The insertion sort algorithm is not always the best one to use. When sorting n values, starting from a random initial arrangement, the insertion sort has to look through half of the elements in the sorted part of the data structure to find the correct insertion point for each new value it places. The size of that sorted part increases linearly from 0 to n, so its average size is n/2 and the average number of comparisons needed to insert one element is n/4. Taking all the insertions together, then, the insertion sort performs about n2/4 comparisons to sort the entire set.
Accordingly, when the number of values to be sorted is large (greater than one hundred, say), it is preferable to use a sorting method that is more complicated to set up initially but performs fewer operations on each element in the process of positioning it correctly. The merge sort algorithm is often an appropriate choice. We shall examine two variants of this algorithm -- one taking a list of values and returning a newly allocated list containing the same values, but in sorted order, and the other one taking a vector of values and arranging its elements as a ``destructive'' side effect.
One of the building blocks for the first version of the merge sort is the
merge procedure, which takes two sorted lists as arguments and
returns a sorted list containing all of the values from both argument
lists. (Program 4.3 on page 98 of our textbook is an implementation of
this procedure, in the special case where the lists are lists of real
numbers arranged in ascending order.) If we abstract out the ordering
relation as may-precede?, a curried version of the
merge looks like this:
(define merge
(lambda (may-precede?)
(lambda (initial-left initial-right)
(let kernel ((left initial-left)
(right initial-right))
(cond ((null? left) right)
((null? right) left)
((may-precede? (car left) (car right))
(cons (car left) (kernel (cdr left) right)))
(else
(cons (car right) (kernel left (cdr right)))))))))

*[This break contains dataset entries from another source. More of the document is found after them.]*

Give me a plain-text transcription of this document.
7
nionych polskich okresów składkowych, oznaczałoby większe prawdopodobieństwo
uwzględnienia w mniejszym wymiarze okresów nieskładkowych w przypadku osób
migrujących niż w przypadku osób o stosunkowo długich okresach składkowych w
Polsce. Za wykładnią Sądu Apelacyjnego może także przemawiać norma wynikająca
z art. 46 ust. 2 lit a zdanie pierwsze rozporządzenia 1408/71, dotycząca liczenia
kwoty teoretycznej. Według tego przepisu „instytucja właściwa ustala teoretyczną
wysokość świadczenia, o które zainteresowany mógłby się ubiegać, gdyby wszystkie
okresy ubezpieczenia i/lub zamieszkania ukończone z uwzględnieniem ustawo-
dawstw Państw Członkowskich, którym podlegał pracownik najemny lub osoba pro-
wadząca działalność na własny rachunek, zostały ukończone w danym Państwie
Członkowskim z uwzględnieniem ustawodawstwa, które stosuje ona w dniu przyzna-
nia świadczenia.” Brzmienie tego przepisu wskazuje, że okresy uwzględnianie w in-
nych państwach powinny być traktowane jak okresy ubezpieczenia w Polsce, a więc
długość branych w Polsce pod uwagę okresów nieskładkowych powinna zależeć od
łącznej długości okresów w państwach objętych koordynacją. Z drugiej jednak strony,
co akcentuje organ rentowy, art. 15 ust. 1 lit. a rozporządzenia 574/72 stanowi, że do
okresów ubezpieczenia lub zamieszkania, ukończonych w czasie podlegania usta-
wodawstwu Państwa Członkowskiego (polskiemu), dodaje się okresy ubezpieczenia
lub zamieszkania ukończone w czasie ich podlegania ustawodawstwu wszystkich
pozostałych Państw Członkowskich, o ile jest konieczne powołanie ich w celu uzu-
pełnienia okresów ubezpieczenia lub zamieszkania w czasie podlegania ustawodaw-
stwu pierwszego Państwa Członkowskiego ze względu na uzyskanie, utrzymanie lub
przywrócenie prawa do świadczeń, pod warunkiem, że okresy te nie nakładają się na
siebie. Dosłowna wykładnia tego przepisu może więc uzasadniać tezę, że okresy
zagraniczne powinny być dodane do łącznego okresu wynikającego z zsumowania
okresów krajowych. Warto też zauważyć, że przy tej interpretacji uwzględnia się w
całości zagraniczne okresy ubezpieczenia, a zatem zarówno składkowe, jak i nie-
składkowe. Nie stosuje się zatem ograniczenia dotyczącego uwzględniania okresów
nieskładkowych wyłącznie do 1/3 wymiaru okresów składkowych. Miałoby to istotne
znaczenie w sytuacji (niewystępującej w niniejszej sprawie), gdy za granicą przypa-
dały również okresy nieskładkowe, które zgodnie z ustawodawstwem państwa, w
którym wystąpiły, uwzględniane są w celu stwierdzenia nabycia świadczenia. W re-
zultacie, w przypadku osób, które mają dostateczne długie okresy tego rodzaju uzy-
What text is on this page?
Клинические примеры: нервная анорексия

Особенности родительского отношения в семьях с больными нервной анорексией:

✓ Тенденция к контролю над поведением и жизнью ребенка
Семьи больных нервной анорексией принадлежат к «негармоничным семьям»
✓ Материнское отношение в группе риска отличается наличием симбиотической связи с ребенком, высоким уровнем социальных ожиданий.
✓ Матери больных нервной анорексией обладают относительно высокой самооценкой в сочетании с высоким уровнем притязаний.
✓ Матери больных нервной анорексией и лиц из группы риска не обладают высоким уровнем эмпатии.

If either of the given lists is null, the result is simply the other list. Otherwise, we split off whichever of the first elements of the given lists may precede the other, issue a recursive call to merge the remainders of both lists, and prepend the selected first element to the result.
Use merge to merge the lists (2 3 4 7 8 10 12)
and (1 6 11 13 14).
What happens if merge is applied to lists that are not already
in ascending order?
What happens if merge is given two empty lists as arguments?
Why?
The merge sort works by starting with short lists, merging them to form
somewhat longer lists, merging the somewhat longer lists to form still
longer ones, and so on until only one list remains -- the result of the
final merge operation. The short lists that we begin with must satisfy the
precondition for the merge procedure: they must already be
sorted. The textbook suggests two ways of establishing this precondition:
One approach is to put just one value into each short list. A single value
is already ``sorted,'' in a trivial or vacuous sense (and the
merge procedure will work correctly on such single-element
lists).
A second idea, which the textbook calls the ``natural mergesort,'' is to pre-process the data in their initial arrangement, grouping together sequences of values that are already in the correct relative order, and then merging the resulting groups.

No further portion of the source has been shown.